たらばがに

たらばガニについてご説明します。甲幅は25cmほどで、脚を広げると1mを超える大型甲殻類で、全身が短い棘状突起で覆われています。食用として流通する際は茹でられて赤橙色になったものが多いのですが、生体は背中側が暗紫色、腹側が淡黄色をしています。

たらばガニの甲は丸みがあり、やや前方に尖った五角形をしています。両脇が盛りあがり、複眼の間に尖った額角、中央に"H"型の溝があります。なお、心域(H字の中央下の区画)に6つの突起があって、ここで近縁種のアブラガニ(突起が4つだけ)と区別可能ですが、稀に5本の個体(アブラガニ)も見つかることがあります。

5対の歩脚のうち、第1歩脚は鋏脚で、右の鋏が左より大きいのが特徴。太くて長い歩脚の中では第3脚が特に長くなります。第5歩脚は小さくて鰓室(さいしつ)に差し込まれて、鰓(えら)の掃除をする役割となります。このため外見はほぼ「カニ」なのですが、脚が3対しかないように見えます。他にもメスの腹部の左右が異なっていて、腹肢が左側のみにあることなど、ヤドカリ類の特徴が見られます。
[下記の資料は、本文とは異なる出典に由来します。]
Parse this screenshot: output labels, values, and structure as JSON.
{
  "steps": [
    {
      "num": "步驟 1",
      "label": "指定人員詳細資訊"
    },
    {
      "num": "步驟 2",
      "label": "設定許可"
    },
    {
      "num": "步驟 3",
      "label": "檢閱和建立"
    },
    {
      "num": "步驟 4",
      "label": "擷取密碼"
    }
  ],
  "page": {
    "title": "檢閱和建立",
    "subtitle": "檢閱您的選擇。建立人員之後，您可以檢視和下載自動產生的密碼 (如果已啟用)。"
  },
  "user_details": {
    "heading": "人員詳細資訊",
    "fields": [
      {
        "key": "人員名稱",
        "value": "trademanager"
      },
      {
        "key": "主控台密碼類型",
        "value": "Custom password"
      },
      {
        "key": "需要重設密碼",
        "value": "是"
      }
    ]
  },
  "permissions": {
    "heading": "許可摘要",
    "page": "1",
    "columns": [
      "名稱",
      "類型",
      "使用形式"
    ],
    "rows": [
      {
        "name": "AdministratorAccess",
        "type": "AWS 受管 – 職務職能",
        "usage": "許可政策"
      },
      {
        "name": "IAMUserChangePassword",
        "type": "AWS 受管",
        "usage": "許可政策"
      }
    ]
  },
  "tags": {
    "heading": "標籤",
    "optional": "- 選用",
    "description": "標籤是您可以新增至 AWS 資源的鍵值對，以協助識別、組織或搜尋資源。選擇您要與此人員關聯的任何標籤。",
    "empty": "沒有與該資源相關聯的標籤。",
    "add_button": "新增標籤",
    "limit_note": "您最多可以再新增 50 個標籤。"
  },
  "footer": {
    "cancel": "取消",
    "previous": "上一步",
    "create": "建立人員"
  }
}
また、横方向に移動するのが一般的であるカニに対して、タラバガニは縦方向にも移動が出来ます。顔立ちもよく見ると、カニ類よりは、ヤドカリ類に近い特徴です。さらにたらばガニは日本海、オホーツク海、ベーリング海を含む北太平洋と北極海のアラスカ沿岸、ガラパゴス諸島に分布しています。日本の太平洋沿岸では、駿河湾や徳島県沖の水深約850-約1,100mの海域での捕獲も記録されています。